I met David Livesey in 1998 when he and his wife Val came to Australia to see their daughter Joanne married to my brother Clive. At that time Clive and Joanne still lived in England in Lancashire with their 3 month old son Aaron, but had all come to Australia so that our parents could attend their wedding. In 2001 they returned to live in Australia and David and Val have visited every few years. When he heard of my project David recalled that he still had some WWI keepsakes that belonged to his Auntie Hetty.
Born 21 March 1897 Harriet Livesey was living in Lower Darwen in Lancashire when she became engaged at age 18, circa 1915, to her young man James Aspinall. David believes James was a local boy from either Blackburn or Darwen, or even Lower Darwen, which was the local village between the two towns.
Sadly, young James had enlisted in the army during WWI but died in action in either France or Belgium. Due to the destruction of over 60% of WWI British war records during the London bombings of WWII, there is little hope of finding out more about James’ war service. Later on Hetty meets another James.

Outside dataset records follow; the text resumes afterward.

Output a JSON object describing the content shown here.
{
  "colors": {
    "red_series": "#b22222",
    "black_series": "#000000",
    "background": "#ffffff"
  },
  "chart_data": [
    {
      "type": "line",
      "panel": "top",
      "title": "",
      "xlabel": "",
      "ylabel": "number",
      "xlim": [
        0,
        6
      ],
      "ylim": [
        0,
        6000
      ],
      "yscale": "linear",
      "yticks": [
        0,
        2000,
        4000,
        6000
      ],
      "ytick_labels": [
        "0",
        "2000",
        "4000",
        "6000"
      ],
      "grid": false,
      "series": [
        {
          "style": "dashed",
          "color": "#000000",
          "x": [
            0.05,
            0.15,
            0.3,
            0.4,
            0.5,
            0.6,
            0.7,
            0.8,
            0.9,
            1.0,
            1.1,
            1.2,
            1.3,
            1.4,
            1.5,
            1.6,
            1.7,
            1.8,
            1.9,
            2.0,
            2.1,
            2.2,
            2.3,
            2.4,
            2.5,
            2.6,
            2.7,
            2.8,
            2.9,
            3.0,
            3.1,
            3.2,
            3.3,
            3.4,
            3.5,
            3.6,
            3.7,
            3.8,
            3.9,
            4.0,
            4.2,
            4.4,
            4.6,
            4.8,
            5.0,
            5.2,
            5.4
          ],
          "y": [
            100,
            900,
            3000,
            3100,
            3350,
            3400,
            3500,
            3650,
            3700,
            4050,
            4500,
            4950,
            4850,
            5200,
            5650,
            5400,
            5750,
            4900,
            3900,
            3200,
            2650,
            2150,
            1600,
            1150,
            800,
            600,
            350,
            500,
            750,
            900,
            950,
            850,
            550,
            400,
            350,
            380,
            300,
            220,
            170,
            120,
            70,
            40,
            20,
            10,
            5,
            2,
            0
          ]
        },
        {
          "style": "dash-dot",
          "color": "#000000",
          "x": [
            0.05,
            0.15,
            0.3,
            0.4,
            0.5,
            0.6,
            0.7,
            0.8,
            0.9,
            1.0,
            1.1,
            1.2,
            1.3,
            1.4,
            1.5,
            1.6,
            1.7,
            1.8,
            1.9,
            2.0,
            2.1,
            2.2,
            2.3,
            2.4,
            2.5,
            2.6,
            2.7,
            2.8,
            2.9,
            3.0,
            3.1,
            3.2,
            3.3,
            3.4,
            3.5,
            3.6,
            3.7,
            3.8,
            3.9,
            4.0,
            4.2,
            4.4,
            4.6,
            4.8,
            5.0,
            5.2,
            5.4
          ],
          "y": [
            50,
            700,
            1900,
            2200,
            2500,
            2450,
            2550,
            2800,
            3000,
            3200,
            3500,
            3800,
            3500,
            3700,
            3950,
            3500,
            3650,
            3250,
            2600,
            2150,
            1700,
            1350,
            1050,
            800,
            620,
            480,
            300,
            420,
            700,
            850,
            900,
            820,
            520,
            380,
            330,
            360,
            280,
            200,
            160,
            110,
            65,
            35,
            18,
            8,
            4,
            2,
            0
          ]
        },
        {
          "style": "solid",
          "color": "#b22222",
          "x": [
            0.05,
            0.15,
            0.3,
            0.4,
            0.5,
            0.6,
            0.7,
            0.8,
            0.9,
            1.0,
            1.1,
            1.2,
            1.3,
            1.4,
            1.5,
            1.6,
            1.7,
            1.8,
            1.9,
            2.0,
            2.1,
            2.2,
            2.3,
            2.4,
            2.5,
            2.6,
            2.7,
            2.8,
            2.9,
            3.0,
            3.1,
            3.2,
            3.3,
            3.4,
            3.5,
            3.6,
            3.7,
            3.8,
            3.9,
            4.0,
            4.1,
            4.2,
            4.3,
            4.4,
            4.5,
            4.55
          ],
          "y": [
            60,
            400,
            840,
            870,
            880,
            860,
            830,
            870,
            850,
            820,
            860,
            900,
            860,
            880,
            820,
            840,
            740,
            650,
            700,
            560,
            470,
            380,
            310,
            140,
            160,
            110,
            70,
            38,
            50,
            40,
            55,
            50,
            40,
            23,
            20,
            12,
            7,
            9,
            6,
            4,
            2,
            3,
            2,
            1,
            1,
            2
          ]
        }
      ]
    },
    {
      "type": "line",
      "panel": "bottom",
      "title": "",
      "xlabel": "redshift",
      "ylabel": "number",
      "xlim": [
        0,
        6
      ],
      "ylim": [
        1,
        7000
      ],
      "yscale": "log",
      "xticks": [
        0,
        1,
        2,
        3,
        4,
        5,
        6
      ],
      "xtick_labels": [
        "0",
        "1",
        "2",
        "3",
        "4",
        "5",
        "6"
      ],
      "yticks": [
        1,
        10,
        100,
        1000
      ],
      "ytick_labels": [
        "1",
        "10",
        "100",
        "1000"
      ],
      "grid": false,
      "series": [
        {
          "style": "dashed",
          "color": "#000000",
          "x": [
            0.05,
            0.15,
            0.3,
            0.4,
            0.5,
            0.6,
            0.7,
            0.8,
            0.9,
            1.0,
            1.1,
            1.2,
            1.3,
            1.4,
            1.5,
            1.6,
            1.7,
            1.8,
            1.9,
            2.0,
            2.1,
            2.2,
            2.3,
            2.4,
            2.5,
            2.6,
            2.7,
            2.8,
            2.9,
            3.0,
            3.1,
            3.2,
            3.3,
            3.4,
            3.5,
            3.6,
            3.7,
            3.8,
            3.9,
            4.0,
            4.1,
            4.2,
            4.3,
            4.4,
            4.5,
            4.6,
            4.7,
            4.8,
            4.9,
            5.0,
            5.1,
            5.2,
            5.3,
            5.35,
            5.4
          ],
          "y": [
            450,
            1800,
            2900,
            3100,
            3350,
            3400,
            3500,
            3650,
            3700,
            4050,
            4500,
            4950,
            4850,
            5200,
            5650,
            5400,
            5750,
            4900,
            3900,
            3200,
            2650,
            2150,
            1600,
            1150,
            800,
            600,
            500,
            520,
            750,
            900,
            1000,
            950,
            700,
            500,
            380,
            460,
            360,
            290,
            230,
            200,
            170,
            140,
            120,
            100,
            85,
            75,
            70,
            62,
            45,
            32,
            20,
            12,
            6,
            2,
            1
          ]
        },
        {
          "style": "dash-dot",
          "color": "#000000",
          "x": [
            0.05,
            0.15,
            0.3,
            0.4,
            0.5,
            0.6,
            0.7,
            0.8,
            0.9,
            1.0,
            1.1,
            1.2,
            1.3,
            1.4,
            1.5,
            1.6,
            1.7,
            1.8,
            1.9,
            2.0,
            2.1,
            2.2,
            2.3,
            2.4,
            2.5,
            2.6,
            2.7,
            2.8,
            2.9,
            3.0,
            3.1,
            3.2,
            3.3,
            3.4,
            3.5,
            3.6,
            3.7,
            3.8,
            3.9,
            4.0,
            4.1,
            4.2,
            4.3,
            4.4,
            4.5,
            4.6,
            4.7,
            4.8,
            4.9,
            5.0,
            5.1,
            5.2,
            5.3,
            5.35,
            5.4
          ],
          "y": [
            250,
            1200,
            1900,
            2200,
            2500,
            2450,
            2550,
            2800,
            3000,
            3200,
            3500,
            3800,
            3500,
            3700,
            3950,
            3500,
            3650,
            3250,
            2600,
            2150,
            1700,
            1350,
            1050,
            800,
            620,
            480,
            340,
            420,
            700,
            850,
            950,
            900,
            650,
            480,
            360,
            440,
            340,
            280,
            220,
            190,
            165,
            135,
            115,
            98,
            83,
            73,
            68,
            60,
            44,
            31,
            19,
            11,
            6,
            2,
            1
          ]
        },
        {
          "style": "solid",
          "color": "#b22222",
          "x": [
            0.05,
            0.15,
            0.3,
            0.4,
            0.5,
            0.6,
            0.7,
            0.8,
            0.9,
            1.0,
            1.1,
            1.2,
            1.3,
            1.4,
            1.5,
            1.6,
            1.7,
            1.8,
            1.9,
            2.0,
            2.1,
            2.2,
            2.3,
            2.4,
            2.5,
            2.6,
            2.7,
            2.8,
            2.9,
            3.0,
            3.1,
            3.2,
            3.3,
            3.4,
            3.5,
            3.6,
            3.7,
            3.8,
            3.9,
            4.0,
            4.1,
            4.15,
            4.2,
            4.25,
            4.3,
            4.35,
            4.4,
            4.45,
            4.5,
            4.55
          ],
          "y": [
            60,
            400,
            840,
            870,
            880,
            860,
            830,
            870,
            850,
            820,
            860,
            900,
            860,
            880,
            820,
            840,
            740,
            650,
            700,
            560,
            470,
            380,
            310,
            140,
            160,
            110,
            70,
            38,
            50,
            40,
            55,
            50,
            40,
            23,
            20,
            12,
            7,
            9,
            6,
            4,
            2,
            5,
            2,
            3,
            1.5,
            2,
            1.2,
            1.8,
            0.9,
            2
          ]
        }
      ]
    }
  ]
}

James Lowe was born in 1899 and enlisted in the army on 27 July 1917 (4th Res Cavalry Regt). David’s Uncle Jim was demobilised into the army reserve in 1919 and he and Hetty married circa 1924. They did not have any children, but David remembers them as a kind and generous couple, who without much money, doted on him and then later on his children Joanne and Pam, spoiling them with love and kindness, like the grandchildren they never had.
Despite a lifetime spent with her husband James Lowe, Auntie Hetty kept a few keepsakes of her first love, young James Aspinall. How often this story must have been played out across countless young hearts during such a heartless war!
The family knew nothing of James Aspinall and his relationship and place in Hetty’s life until after her death on 16 October 1988, when the keepsakes were found.